# Cache Judiciously and use Checkpointing

Just because you can cache an **RDD**, a **DataFrame**, or a **Dataset** in memory doesn’t mean you should blindly do so. Depending on how many times the dataset is accessed and the amount of work involved in doing so, recomputation can be faster than the price paid by the increased memory pressure. If the data pipeline is long, so we have to apply several transformations on a huge dataset without allocating an expensive cluster, a **checkpoint** could be your best friend. Here is an example of a query plan:

```scala
== Physical Plan ==
TakeOrderedAndProject(limit=1001, 
orderBy=[avg(arrdelay)#304 DESC NULLS LAST], 
output=[src#157,dst#149,avg(arrdelay)#314])
+- *(2) HashAggregate(keys=[destination#157, arrdelay#149],
       functions=[avg(arrdelay#152)],
       output=[destination#157, avg(arrdelay)#304])
+- Exchange hashpartitioning(destination#157, 200)
+- *(1) HashAggregate(keys=[destination#157],
              functions=[partial_avg(arrdelay#152)],  
              output=[destination#157, sum#321, count#322L])
+- *(1) Project[arrdelay#152, destination#157]
+- *(1) Filter (isnotnull(arrdelay#152) && (arrdelay#152 > 1.0))
+- *(1) FileScan parquet default.flights[arrdelay#152,destination#157] 
Batched: true, 
Format: Parquet, 
Location: PrunedInMemoryFileIndex[dbfs:/data/vehicles/destination=BOS], 
PartitionCount: 1, 
PartitionFilters: [isnotnull(destination#157), (destination#157 = BOS)], 
PushedFilters: [IsNotNull(arrdelay), GreaterThan(arrdelay,1.0)],
ReadSchema: struct<destination:string,arrdelay>
```

`Exchange` means a shuffle occurred between stages, while `HashAggregate` means an aggregation occurred. If the query contains a **join** operator, you could see `ShuffleHashJoin`, `BroadcastHashJoin` (If one of the datasets is small enough to fit in memory), or `SortMergeJoin` (inner joins). **Checkpoint** saves the data on disk truncating the query plan, and this is a nice feature because each time you apply a transformation or perform a query on a **Dataset**, the query plan grows. When the query plan starts to be huge, the performances decrease dramatically, generating bottlenecks. In order to avoid the **exponential growth** of query lineage, we can add **checkpoints** in some strategic points of the data pipeline. But how can we understand where to put them? A possible rule of dumb could be defining a **complexity score** as the deepness of the query plan. Each time an `Exchange`**,** `HashAggregate`**,** `ShuffleHashJoin`**,** `BroadcastHashJoin`**,** `SortMergeJoin` occurred, we add one point to the complexity score. Each time the sum of each of them is greater or equal to 9, do a checkpoint.
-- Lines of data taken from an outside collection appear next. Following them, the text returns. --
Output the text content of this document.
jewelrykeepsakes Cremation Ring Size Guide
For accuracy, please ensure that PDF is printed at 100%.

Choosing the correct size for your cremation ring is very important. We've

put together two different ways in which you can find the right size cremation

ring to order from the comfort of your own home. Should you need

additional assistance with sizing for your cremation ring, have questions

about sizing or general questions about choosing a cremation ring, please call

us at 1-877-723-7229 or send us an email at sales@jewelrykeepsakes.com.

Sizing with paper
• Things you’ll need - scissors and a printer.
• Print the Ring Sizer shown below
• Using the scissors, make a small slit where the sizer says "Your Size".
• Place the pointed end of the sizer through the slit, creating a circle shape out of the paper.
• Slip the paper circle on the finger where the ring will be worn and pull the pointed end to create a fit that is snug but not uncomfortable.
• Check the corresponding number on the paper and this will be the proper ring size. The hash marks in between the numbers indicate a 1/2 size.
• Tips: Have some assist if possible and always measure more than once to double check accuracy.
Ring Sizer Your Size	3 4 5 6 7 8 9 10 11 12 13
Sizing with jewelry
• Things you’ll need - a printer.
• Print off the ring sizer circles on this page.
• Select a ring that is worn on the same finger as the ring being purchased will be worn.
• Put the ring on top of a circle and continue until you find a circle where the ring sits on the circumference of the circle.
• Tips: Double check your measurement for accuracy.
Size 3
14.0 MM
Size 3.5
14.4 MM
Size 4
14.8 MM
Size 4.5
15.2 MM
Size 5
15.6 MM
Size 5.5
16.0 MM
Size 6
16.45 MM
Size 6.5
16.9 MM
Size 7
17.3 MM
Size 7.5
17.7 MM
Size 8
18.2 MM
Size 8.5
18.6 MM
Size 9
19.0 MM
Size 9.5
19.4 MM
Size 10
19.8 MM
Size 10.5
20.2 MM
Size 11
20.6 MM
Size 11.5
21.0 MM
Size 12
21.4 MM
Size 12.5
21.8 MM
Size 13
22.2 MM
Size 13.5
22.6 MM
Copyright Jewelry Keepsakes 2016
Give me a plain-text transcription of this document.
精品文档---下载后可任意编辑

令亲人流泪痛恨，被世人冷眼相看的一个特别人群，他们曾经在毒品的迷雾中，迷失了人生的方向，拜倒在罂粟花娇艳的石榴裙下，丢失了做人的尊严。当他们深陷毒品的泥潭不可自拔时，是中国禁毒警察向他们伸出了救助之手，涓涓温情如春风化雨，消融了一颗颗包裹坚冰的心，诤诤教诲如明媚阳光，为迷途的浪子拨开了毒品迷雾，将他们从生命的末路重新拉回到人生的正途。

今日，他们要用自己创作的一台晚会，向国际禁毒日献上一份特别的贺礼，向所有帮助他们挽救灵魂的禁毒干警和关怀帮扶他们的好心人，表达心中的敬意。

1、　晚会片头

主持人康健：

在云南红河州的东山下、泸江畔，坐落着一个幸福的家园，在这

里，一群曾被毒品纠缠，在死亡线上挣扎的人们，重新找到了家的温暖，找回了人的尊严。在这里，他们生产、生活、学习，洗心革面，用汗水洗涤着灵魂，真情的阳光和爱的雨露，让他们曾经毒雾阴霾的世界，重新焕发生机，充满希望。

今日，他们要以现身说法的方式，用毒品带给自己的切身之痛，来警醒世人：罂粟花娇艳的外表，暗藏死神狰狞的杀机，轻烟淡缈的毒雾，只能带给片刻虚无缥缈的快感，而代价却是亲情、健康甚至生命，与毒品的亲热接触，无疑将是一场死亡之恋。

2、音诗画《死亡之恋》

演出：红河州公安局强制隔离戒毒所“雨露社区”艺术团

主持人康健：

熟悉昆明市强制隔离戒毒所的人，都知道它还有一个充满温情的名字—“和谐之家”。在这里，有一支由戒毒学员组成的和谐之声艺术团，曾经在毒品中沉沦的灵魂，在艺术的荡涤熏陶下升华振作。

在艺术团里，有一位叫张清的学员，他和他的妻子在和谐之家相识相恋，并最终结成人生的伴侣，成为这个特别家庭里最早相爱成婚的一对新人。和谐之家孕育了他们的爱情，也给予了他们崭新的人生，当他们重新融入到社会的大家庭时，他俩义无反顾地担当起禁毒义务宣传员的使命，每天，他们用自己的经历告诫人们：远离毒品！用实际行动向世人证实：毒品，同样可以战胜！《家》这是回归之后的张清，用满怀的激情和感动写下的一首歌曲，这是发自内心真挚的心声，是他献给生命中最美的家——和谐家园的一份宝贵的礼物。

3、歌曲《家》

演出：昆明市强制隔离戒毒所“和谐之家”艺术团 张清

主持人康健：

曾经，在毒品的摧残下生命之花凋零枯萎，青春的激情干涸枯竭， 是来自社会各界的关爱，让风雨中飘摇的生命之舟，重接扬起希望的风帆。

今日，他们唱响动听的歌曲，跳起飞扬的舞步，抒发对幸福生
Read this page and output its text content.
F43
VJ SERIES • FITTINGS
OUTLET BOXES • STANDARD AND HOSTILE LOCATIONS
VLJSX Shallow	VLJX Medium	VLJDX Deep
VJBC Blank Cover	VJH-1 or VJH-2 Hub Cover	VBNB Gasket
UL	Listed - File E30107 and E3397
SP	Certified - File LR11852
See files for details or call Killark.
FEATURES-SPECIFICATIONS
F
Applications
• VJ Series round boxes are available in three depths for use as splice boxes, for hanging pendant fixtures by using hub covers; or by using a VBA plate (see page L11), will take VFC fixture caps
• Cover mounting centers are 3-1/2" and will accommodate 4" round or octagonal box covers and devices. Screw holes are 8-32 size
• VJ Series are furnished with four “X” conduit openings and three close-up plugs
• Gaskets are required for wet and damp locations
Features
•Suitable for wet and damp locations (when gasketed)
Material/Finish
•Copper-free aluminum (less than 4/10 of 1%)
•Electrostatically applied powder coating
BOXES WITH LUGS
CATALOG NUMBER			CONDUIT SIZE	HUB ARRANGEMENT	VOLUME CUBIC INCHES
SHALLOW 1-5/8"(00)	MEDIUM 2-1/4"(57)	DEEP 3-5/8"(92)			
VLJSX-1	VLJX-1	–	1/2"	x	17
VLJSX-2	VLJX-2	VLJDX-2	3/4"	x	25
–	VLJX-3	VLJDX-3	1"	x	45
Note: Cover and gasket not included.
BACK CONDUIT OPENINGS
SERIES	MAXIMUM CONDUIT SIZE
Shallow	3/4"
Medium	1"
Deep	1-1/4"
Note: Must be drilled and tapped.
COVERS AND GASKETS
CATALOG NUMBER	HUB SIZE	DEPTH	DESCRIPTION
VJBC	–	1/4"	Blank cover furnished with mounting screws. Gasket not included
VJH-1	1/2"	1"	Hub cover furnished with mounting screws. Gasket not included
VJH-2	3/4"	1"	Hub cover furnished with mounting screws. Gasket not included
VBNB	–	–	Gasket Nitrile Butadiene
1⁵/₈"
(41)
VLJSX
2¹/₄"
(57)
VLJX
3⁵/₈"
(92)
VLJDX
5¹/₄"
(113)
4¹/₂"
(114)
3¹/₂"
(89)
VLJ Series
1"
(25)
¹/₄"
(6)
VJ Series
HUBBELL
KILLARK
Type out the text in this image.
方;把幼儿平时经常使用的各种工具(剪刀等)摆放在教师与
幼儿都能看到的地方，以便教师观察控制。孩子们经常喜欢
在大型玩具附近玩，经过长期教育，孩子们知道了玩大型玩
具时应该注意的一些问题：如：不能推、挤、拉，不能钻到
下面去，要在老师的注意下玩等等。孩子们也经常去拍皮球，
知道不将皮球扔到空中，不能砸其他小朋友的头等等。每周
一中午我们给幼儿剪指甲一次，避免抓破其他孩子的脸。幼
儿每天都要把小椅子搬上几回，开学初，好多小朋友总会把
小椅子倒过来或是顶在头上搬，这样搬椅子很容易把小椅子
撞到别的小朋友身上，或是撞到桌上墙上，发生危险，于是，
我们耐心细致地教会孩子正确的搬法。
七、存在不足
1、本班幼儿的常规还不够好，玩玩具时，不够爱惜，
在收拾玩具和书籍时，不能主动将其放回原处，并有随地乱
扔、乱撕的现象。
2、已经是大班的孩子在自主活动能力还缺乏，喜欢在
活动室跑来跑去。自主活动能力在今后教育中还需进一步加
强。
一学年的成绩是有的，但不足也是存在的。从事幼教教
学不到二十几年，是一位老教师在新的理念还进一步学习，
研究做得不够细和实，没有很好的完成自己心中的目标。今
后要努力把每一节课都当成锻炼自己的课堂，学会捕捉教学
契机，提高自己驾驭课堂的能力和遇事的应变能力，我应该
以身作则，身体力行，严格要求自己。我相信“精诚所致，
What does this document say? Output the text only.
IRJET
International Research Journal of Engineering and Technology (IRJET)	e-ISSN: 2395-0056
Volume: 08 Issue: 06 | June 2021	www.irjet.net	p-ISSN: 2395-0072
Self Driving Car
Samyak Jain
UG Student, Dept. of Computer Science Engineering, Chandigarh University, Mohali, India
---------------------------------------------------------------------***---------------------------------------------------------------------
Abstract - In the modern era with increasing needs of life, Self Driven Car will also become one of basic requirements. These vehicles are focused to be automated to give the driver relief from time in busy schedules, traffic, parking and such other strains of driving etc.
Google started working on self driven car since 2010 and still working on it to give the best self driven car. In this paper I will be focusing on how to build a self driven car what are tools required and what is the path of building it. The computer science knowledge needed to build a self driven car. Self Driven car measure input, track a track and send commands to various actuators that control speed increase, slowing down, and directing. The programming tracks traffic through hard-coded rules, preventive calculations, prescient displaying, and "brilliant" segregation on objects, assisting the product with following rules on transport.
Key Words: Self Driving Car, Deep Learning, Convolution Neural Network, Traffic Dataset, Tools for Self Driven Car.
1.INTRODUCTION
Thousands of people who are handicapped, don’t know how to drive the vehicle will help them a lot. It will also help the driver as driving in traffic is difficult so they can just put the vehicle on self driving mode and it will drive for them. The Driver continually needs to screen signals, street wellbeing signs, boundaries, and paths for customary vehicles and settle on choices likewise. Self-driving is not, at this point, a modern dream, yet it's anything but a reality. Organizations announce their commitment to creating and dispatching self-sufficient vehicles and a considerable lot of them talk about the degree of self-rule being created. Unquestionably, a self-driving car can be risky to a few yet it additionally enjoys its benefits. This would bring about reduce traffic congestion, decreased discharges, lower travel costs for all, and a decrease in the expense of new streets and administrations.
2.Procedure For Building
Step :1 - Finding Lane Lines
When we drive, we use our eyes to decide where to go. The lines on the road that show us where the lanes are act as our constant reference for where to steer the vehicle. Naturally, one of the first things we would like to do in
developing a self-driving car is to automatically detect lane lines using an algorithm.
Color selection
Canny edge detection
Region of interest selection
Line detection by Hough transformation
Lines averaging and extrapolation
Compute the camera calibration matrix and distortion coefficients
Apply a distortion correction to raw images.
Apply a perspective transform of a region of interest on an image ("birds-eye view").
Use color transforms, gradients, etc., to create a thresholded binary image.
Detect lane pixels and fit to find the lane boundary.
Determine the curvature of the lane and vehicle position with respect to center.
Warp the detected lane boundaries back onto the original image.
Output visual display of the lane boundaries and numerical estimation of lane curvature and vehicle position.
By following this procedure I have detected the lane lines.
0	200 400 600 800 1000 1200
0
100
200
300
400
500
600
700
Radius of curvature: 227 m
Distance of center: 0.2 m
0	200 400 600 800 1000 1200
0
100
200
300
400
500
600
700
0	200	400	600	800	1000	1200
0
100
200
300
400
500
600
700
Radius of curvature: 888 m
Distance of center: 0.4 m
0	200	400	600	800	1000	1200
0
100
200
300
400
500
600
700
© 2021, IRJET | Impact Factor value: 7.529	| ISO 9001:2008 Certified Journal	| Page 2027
![](https://cdn-images-1.medium.com/max/1600/1*Ft5gWp7WLNYFlsjmw_Fqig.png)

In addition, using checkpointing will help you to debug the data pipeline because you will know precisely the status of the job.

## Which storage level to choose

By default Spark will **cache()** data using **MEMORY\_ONLY** level,\
**MEMORY\_AND\_DISK\_SER** can help cut down on GC and avoid expensive recomputations.

* MEMORY\_ONLY
  * Store RDD as deserialized Java objects in the JVM. If the RDD does not fit in memory, some partitions will not be cached and will be recomputed on the fly each time they're needed. This is the default level.
* MEMORY\_AND\_DISK
  * Store RDD as deserialized Java objects in the JVM. If the RDD does not fit in memory, store the partitions that don't fit on disk, and read them from there when they're needed.
* MEMORY\_ONLY\_SER
  * Store RDD as serialized Java objects (one byte array per partition). This is generally more space-efficient than deserialized objects, especially when using a fast serializer, but more CPU-intensive to read.
* MEMORY\_AND\_DISK\_SER
  * Similar to MEMORY\_ONLY\_SER, but spill partitions that don't fit in memory to disk instead of recomputing them on the fly each time they're needed.
* DISK\_ONLY
  * Store the RDD partitions only on disk.
* MEMORY\_ONLY\_2, MEMORY\_AND\_DISK\_2, etc.
  * Same as the levels above, but replicate each partition on two cluster nodes.
* OFF\_HEAP (experimental)
  * Store RDD in serialized format in Tachyon. Compared to MEMORY\_ONLY\_SER, OFF\_HEAP reduces garbage collection overhead and allows executors to be smaller and to share a pool of memory, making it attractive in environments with large heaps or multiple concurrent applications. Furthermore, as the RDDs reside in Tachyon, the crash of an executor does not lead to losing the in-memory cache. In this mode, the memory in Tachyon is discardable. Thus, Tachyon does not attempt to reconstruct a block that it evicts from memory.